Part of me was dying to ask for details, to try to make some sense of what she was telling me. I had so many questions, but I forced myself to keep quiet and warned myself not to trust her, not to open the door and let her hurt me again.
“My parents haven’t been happy for a long time. I don’t know if they ever were happy, but when we were in high school, it was…” She shook her head. “It was bad. My father would go on business trips for months at a time, and when he’d come home, they’d have these knock-down, drag-out, screaming fights.” She picked up her fork, broke off a tiny bit of cake, and mashed it flat with the tines. “My father had affairs. Lots of affairs. Remember how we used to go to Cape Cod in the summers, and then we stopped?”
“I figured it had something to do with that mansion your dad bought in the Hamptons
.”
Drue managed half of a smile. “Do you know why we bought that house? My mother’s parents told us—told him—that we couldn’t come back to the Cape.” She waited until, finally, I asked, “Why?”
“Because every summer, my father would sleep with some family’s au pair or babysitter, so my grandmother finally put her foot down.” She touched her hair, toyed with her fork, recrossed her legs under the table. “My parents didn’t have a prenup. So if they’d split up, my dad would’ve fought my mom over the money she had when they got married. It would have been ugly and expensive for both of them, so I guess they just decided to, you know, tough it out.” Drue wrapped her arms around her shoulders. “It was awful.”
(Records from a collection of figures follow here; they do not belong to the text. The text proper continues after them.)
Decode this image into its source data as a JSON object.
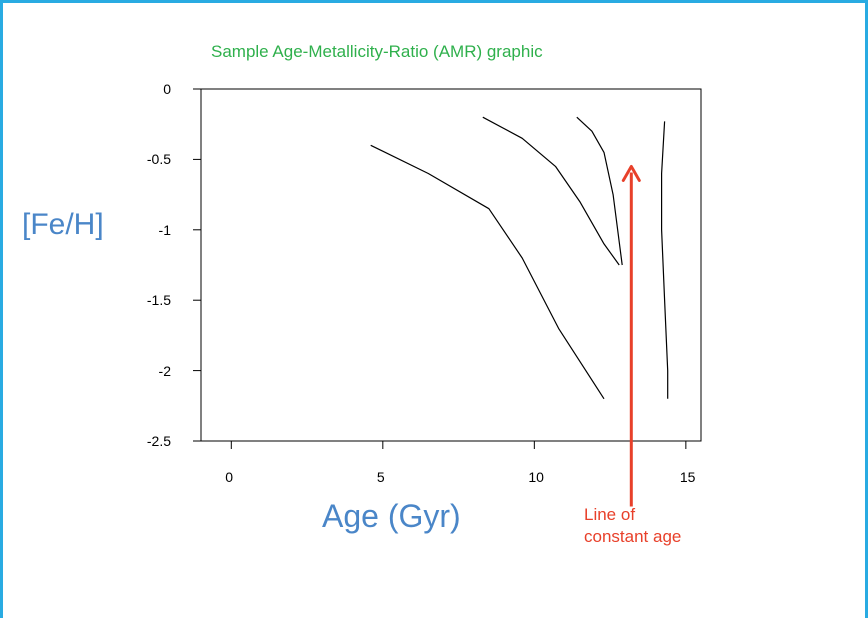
{
  "chart_data": {
    "type": "line",
    "title": "Sample Age-Metallicity-Ratio (AMR) graphic",
    "xlabel": "Age (Gyr)",
    "ylabel": "[Fe/H]",
    "xlim": [
      -1,
      15.5
    ],
    "ylim": [
      -2.5,
      0
    ],
    "x_ticks": [
      0,
      5,
      10,
      15
    ],
    "x_tick_labels": [
      "0",
      "5",
      "10",
      "15"
    ],
    "y_ticks": [
      0,
      -0.5,
      -1,
      -1.5,
      -2,
      -2.5
    ],
    "y_tick_labels": [
      "0",
      "-0.5",
      "-1",
      "-1.5",
      "-2",
      "-2.5"
    ],
    "grid": false,
    "series": [
      {
        "points": [
          [
            4.6,
            -0.4
          ],
          [
            6.5,
            -0.6
          ],
          [
            8.5,
            -0.85
          ],
          [
            9.6,
            -1.2
          ],
          [
            10.8,
            -1.7
          ],
          [
            12.3,
            -2.2
          ]
        ]
      },
      {
        "points": [
          [
            8.3,
            -0.2
          ],
          [
            9.6,
            -0.35
          ],
          [
            10.7,
            -0.55
          ],
          [
            11.5,
            -0.8
          ],
          [
            12.3,
            -1.1
          ],
          [
            12.8,
            -1.25
          ]
        ]
      },
      {
        "points": [
          [
            11.4,
            -0.2
          ],
          [
            11.9,
            -0.3
          ],
          [
            12.3,
            -0.45
          ],
          [
            12.6,
            -0.75
          ],
          [
            12.9,
            -1.25
          ]
        ]
      },
      {
        "points": [
          [
            14.3,
            -0.23
          ],
          [
            14.2,
            -0.6
          ],
          [
            14.2,
            -1.0
          ],
          [
            14.3,
            -1.5
          ],
          [
            14.4,
            -2.0
          ],
          [
            14.4,
            -2.2
          ]
        ]
      }
    ],
    "annotation": {
      "text_line1": "Line of",
      "text_line2": "constant age",
      "color": "#e8402a",
      "arrow_from": [
        13.2,
        -1.9
      ],
      "arrow_to": [
        13.2,
        -0.55
      ]
    },
    "colors": {
      "title": "#2fb04c",
      "axis_labels": "#4a86c8",
      "series": "#000000",
      "frame": "#29abe2"
    }
  }
}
“So why didn’t you tell me?”
Drue made a face. “Remember Todd Larson?”
I nodded. Todd had been one of our Lathrop classmates. Todd’s dad had been a city council member until his name was found among the boldfaced entries in a Washington madam’s little black book.
“And Libby Ross?”
I nodded again. Libby’s mom had found out that Libby’s dad was cheating after she’d snooped on his Fitbit readout and noticed his heart rate spiking suspiciously at two in the morning for three nights in a row when he was allegedly at a great-aunt’s funeral in Des Moines. When that fact had come out in open court in the middle of their lengthy and contentious divorce hearings, the gossip websites had feasted on the scandal for days.
“I couldn’t talk about it. Not even with you.”
“You think I would have told people?” My voice was incredulous.
“My whole life, my parents told me not to trust anyone who wasn’t family.”
I rolled my eyes. “It wasn’t like you were in the mafia.” When Drue didn’t answer, I said, “Okay, so you were going through some stuff. Your parents were fighting. Lots of kids’ parents were fighting, or getting divorced. Do you think that excuses the way you treated me?”
“No,” she said. Her shoulders slumped. “You know what they say. Hurt people hurt people.”